25 Anos sem Tião Carreiro

Na última segunda, 15 de outubro, completaram 25 anos de saudades do grande "Tião Carreiro", um dos artistas mais admirados e imitados da música sertaneja.

José Dias Nunes, o nosso "Tião Carreiro", foi sem sombra de dúvidas um artista totalmente a frente de seu tempo, inovador, perspicaz e com uma sensibilidade ímpar, o que contrastava com seu bigode, bem aparado, chapéu quebrado na testa e um semblante de homem "bravo".

Ao longo de sua carreira musical, "Tião Carreiro" teve vários parceiros, o mais lembrado é Antônio Henrique de Lima, o "Pardinho", morto em 02 de junho de 2001.

Tião Carreiro e Pardinho escreveram o nome na história da música sertaneja pelo casamento musical e sincronia nas vozes e também ficaram conhecidos pelas histórias, onde um não conversava com o outro, que não trocavam nem mesmo olhares.
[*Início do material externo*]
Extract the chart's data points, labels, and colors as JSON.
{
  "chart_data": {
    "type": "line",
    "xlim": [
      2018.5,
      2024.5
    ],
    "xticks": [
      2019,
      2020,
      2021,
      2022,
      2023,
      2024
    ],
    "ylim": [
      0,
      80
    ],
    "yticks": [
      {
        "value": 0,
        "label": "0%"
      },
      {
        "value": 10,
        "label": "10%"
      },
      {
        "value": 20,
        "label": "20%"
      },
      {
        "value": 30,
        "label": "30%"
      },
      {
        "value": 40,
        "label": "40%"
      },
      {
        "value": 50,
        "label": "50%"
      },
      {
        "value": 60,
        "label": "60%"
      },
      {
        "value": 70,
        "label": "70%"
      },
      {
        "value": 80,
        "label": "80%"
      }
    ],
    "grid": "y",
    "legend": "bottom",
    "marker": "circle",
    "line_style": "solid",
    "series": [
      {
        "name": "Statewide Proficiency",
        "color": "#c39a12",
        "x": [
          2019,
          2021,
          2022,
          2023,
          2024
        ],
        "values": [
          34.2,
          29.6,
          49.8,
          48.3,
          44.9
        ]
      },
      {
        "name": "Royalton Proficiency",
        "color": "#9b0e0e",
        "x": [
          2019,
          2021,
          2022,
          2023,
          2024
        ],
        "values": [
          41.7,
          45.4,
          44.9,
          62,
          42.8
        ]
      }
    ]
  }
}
Talvez fosse essa a fórmula do sucesso de Tião Carreiro e Pardinho?

O folclore em cima dos dois é grande tal qual a obra dos dois juntos.

Com todas essas histórias, penso que o grande parceiro musical de Tião Carreiro, definitivamente foi uma parceira... a sua inseparável viola caipira.

Com ela "Tião Carreiro" ganhou o respeito e admiração de toda uma geração e como a música é atemporal, "Tião" continua ganhando fãs e admiradores por todo o Brasil e o mundo.

Suas canções são regravadas e cantadas por diversos artistas, tanto famosos, quanto anônimos. O seu jeito de tocar é imitado por 10 entre 10 violeiros; o que lhe garante a eternidade no trono de "Rei do Pagode" e como dizia a música "A viola e o Violeiro" uma composição do próprio Tião Carreiro ao lado de seu inesquecível parceiro de composição "Lourival dos Santos" e gravada pela primeira vez no LP "Meu Carro é Minha Viola" no ano de 1962 - "Morre o Homem e fica a fama e minha fama dá trabalho".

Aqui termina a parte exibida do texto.